Law enforcement is tasked with investigating crimes and ensuring that the law is upheld. However, they are not allowed to do this at the expense of civil liberties.
Searches and seizures are a crucial component of many criminal cases. Typically, for such procedures to be lawful a valid search warrant must be issued. What must a search warrant contain?
The details of the property
A valid search warrant must contain accurate information with regard to the site being searched. For instance, for your home to be searched, the address on the document must be accurate. Officers cannot then use the same warrant to search your place of business or another residence that you own.
The details of the items
In some cases, law enforcement may want to seize electrical items such as computers. To do this, these items must be listed on the warrant. This is crucial for upholding the chain of evidence.
Warrants must be court approved
Law enforcement may be worried about evidence being disposed of, but that doesn’t mean that they can cut corners. Other than in exceptional circumstances, officers are not allowed to search your home or property without valid documentation.
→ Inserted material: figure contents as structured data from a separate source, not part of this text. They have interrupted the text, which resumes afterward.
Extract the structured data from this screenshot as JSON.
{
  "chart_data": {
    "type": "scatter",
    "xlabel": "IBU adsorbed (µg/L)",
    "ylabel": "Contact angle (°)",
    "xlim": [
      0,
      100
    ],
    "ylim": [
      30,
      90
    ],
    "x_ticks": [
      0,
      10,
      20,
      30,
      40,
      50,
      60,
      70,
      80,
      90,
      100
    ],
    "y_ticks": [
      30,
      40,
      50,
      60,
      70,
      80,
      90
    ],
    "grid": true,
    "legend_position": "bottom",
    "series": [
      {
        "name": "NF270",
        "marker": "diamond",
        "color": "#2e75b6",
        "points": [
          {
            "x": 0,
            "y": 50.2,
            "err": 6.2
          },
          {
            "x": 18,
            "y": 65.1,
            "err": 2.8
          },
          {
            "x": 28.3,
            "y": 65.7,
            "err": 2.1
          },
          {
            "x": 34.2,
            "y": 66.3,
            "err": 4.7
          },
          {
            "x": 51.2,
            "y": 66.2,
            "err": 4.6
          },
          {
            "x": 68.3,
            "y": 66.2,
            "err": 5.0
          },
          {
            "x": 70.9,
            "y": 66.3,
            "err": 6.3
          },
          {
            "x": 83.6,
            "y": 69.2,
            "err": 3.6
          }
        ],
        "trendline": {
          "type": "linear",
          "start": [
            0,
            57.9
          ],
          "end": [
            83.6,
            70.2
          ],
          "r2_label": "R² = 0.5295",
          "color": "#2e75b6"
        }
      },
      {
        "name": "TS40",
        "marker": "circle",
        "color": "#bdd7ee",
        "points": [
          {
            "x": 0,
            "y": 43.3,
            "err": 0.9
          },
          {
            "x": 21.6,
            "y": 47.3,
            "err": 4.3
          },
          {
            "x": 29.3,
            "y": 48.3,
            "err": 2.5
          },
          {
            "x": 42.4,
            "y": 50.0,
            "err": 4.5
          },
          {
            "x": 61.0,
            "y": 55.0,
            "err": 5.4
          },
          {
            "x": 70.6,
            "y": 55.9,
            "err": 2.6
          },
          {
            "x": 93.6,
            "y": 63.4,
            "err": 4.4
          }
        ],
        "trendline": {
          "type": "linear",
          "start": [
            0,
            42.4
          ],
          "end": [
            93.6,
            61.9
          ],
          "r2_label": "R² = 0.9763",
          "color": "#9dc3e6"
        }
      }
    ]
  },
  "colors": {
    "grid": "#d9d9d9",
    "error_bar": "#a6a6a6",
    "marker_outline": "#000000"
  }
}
This documentation (search warrant) only becomes lawful when it has been signed off on by the court.
Generally, search warrants only remain valid for a day or two after their issuance. The warrant must clearly display the dates of validity. For example, if law enforcement appears at your door with a search warrant that was issued two weeks ago, then this is not likely to hold up, and evidence resulting from that search is likely to be deemed inadmissible.
Facing criminal charges is a serious issue but it’s important to remember that you have rights. Seeking experienced legal guidance will help ensure that you remain innocent until proven guilty.